We are load testing a simple workflow with 1 activity (that prints to console) on a single Aurora MySQL db to figure out the limits of system. At high QPS, I’m starting to see the below errors in the log and wanted to find out how I can scale further. The db is at 50% CPU, so definitely has a lot of headroom left.

Stack trace:
{"@timestamp":“2021-05-14T08:28:39.799+00:00”,“trace_id”:“9mgL46qlHwuaJkkHfpSe_w==”,“span_id”:“asaGgrywBI4tBd1pQCy27w==”,“level”:“WARN”,“level_value”:30000,“logger_name”:“io.temporal.internal.common.GrpcRetryer”,“thread_name”:“pool-16-thread-53”,“exception”:{“class”:“io.grpc.StatusRuntimeException”,“message”:“RESOURCE_EXHAUSTED: Too many outstanding requests to the service.”},“fingerprint”:“5bf31268”,“message”:“Retrying after failure”}
! io.grpc.StatusRuntimeException: RESOURCE_EXHAUSTED: Too many outstanding requests to the service.
! at io.grpc.stub.ClientCalls.toStatusRuntimeException(ClientCalls.java:262)
! at io.grpc.stub.ClientCalls.getUnchecked(ClientCalls.java:243)
! at io.grpc.stub.ClientCalls.blockingUnaryCall(ClientCalls.java:156)
! at io.temporal.api.workflowservice.v1.WorkflowServiceGrpc$WorkflowServiceBlockingStub.startWorkflowExecution(WorkflowServiceGrpc.java:2614)
! at io.temporal.internal.external.GenericWorkflowClientExternalImpl.lambda$start$0(GenericWorkflowClientExternalImpl.java:88)
! at io.temporal.internal.common.GrpcRetryer.retryWithResult(GrpcRetryer.java:97)
! at io.temporal.internal.external.GenericWorkflowClientExternalImpl.start(GenericWorkflowClientExternalImpl.java:81)
! at io.temporal.internal.sync.WorkflowStubImpl.startWithOptions(WorkflowStubImpl.java:155)
! at io.temporal.internal.sync.WorkflowStubImpl.start(WorkflowStubImpl.java:268)
! at io.temporal.internal.sync.WorkflowInvocationHandler$StartWorkflowInvocationHandler.invoke(WorkflowInvocationHandler.java:245)
! at io.temporal.internal.sync.WorkflowInvocationHandler.invoke(WorkflowInvocationHandler.java:181)
! at com.sun.proxy.$Proxy130.execute(Unknown Source)
! at io.temporal.internal.sync.WorkflowClientInternal.start(WorkflowClientInternal.java:218)
! at io.temporal.client.WorkflowClient.start(WorkflowClient.java:238)

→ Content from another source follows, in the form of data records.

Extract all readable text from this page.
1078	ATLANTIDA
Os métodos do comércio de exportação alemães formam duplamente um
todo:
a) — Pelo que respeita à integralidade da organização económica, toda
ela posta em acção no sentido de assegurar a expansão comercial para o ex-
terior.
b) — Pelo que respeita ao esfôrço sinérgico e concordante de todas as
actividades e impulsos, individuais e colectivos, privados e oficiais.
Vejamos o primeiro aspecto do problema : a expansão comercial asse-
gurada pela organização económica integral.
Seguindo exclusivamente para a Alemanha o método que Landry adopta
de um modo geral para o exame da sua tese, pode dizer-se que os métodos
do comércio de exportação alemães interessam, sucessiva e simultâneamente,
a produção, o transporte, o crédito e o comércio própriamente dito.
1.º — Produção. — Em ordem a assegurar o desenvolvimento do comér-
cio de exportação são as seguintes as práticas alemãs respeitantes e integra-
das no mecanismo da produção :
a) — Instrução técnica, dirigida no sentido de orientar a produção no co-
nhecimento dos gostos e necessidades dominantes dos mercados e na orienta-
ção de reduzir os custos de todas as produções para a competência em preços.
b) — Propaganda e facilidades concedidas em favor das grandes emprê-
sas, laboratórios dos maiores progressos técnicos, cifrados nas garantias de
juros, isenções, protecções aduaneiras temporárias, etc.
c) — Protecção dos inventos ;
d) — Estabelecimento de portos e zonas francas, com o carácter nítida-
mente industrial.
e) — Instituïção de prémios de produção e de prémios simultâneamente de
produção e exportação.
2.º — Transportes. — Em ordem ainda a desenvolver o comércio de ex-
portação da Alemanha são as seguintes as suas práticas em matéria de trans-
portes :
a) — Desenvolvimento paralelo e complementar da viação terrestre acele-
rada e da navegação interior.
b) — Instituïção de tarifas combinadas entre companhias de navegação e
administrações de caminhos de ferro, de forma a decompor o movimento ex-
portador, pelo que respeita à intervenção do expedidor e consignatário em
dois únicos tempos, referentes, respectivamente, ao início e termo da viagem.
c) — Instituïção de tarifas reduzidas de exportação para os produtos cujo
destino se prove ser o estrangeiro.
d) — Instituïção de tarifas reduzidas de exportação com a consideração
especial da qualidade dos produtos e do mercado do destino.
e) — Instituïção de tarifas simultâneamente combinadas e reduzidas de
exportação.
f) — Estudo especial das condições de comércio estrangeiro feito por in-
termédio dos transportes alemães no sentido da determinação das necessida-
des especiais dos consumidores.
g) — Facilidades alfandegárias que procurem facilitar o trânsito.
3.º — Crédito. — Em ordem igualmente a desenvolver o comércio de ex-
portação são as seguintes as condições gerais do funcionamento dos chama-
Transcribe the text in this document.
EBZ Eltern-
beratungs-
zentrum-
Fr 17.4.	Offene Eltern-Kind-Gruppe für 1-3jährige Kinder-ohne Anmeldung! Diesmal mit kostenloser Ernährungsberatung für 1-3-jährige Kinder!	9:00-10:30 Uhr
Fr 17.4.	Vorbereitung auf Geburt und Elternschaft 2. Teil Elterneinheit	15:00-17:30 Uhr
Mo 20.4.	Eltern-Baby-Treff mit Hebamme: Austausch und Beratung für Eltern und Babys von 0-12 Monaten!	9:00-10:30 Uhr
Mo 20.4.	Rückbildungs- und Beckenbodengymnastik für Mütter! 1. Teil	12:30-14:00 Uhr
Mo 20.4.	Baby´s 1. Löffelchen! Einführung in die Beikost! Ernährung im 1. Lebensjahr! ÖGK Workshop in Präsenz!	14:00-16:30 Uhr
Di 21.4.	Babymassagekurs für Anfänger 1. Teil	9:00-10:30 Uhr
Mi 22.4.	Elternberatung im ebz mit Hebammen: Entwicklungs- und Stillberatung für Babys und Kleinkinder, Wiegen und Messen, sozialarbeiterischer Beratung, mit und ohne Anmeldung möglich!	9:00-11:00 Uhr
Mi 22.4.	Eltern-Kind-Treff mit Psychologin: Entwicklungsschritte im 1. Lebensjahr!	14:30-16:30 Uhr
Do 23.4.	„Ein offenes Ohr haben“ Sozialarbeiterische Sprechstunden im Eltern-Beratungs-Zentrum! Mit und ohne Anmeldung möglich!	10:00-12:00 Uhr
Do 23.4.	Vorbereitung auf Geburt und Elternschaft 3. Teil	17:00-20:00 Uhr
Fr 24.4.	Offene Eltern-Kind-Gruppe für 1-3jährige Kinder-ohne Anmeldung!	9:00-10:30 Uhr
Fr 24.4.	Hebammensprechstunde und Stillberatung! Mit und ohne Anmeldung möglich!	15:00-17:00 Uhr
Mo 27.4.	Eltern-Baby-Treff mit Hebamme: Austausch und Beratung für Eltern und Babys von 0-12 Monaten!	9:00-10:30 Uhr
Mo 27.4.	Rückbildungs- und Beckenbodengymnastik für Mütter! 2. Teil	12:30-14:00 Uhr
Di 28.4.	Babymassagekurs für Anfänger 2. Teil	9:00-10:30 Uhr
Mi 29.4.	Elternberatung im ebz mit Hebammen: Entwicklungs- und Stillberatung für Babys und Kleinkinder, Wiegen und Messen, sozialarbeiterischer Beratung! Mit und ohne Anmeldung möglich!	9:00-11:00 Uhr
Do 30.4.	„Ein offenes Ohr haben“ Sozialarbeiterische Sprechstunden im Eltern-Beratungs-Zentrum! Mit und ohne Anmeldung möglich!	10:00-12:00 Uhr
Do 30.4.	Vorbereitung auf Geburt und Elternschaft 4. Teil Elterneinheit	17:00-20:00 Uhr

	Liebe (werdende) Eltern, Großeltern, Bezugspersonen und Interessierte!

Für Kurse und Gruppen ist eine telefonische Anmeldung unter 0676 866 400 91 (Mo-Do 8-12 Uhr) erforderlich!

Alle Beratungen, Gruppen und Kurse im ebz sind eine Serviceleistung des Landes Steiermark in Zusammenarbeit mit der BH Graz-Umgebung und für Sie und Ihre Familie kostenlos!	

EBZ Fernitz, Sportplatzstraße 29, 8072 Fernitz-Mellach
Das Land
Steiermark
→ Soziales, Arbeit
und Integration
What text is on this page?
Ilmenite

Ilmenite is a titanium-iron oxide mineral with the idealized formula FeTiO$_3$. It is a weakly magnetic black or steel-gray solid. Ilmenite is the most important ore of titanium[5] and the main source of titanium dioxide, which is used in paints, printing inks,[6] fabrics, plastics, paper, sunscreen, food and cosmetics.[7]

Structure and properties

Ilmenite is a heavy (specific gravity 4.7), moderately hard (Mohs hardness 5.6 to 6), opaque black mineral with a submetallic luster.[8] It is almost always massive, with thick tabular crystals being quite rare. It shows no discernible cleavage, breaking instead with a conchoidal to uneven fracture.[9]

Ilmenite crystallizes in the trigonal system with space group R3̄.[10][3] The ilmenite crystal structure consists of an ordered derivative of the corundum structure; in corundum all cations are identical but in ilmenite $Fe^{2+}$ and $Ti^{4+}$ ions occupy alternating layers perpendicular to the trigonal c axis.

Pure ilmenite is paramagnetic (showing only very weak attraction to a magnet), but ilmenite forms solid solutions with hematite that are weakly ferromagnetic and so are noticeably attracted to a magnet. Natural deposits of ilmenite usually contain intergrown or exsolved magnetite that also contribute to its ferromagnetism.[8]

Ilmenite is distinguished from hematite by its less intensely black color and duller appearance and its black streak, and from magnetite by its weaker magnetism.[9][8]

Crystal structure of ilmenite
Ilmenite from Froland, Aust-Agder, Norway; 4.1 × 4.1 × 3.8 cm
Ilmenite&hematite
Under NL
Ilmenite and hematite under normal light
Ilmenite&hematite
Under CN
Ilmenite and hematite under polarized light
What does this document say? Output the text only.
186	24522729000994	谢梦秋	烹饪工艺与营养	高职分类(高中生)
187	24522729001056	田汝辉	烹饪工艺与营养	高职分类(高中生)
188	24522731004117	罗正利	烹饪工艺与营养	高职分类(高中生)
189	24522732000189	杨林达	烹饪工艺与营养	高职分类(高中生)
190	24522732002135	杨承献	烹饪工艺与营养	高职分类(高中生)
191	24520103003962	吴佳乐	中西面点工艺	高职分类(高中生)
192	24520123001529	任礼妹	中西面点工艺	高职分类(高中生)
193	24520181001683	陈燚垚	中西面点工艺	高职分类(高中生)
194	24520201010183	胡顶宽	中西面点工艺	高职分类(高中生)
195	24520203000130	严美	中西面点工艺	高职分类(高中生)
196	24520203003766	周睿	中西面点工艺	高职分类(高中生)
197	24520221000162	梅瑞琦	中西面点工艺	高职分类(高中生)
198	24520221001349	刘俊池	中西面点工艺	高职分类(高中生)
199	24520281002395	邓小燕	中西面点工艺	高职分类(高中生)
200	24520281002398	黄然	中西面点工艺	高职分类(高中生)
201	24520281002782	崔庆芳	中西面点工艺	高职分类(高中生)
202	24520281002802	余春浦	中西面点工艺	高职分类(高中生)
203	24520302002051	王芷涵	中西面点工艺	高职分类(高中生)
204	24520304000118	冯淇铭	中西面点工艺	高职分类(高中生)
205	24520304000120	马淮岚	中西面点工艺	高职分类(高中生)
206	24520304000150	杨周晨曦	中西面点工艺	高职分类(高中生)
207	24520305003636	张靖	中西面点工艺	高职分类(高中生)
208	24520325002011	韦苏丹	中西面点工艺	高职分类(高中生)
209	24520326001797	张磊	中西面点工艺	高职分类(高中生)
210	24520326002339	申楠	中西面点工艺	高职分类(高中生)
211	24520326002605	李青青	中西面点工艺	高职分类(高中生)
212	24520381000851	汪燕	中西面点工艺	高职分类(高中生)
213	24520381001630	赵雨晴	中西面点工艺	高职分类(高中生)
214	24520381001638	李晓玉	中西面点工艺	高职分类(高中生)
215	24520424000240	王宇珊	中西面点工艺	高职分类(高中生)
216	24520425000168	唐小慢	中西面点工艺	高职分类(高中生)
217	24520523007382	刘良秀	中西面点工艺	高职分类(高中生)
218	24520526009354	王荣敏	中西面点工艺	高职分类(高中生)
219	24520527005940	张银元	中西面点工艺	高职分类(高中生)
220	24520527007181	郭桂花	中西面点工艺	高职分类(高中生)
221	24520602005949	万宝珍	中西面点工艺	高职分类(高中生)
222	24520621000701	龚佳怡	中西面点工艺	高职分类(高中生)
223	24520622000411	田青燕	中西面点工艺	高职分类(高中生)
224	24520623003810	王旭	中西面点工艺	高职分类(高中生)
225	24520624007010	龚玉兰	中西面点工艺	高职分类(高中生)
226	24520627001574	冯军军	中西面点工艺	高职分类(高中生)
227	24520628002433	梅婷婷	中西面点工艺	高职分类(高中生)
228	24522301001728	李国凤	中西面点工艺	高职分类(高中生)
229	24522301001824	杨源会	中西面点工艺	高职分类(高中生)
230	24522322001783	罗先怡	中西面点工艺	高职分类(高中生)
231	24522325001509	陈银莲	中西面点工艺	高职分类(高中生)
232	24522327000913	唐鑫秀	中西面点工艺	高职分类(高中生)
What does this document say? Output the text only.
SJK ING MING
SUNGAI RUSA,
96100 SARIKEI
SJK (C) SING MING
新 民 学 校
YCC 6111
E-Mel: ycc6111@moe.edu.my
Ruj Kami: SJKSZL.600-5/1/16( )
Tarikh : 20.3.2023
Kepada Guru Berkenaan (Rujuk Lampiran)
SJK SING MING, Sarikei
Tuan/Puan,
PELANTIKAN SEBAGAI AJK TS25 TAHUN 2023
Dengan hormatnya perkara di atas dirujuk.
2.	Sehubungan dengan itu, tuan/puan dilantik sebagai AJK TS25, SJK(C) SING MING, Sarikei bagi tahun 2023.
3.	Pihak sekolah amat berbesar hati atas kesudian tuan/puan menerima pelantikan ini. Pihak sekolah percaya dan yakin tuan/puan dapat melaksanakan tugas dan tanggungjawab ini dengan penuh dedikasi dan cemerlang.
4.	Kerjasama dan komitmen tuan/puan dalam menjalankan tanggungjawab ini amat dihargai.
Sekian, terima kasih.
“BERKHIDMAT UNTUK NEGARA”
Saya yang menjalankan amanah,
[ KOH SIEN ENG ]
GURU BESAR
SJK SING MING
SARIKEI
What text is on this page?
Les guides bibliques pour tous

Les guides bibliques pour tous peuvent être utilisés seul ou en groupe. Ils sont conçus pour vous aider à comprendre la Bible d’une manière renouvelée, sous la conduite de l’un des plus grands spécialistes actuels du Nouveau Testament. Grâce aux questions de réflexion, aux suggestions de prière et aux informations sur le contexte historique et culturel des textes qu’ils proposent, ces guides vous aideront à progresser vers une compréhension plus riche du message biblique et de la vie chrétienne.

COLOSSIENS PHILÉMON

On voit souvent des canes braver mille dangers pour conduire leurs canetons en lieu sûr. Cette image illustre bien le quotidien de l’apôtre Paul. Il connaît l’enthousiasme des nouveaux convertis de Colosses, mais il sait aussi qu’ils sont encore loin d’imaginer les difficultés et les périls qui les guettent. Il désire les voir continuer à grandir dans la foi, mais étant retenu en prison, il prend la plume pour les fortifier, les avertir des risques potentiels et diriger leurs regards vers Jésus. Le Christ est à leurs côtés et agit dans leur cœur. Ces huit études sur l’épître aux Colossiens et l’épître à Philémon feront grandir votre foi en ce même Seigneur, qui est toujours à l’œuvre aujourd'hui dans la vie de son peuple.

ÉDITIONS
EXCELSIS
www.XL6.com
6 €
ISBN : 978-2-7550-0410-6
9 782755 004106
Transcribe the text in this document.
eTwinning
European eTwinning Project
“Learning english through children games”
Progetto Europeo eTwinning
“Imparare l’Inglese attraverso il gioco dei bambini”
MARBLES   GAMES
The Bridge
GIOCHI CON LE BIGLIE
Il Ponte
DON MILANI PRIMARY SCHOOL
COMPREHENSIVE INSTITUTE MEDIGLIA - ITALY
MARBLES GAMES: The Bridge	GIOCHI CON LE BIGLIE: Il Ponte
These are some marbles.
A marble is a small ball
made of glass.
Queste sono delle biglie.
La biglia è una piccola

How many shards have you configured for this cluster? How many nodes of each role do you have? What is these nodes CPU utlization?

How many shards have you configured for this cluster?

512

How many nodes of each role do you have?

temporal web: 6 pods
temporal frontend: 12 pods
temporal history: 30 pods
temporal matching: 9 pods
temporal worker: 9 pods

What is these nodes CPU utlization?

Hard to exactly say given that we are running on top of K8s. Initially when we started the load test, we were breaching the CPU limit of cores. Increased the history server to 30 pods and now we briefly exceed the CPU limit of 4 cores, but not as bad as before

try to increase the following dynamic config to higher value

frontend.rps
frontend.namespaceRPS
frontend.namespaceCount

Thanks @Wenquan_Xing ! Quick question, what are the default values for:

frontend.rps
frontend.namespaceRPS
frontend.namespaceCount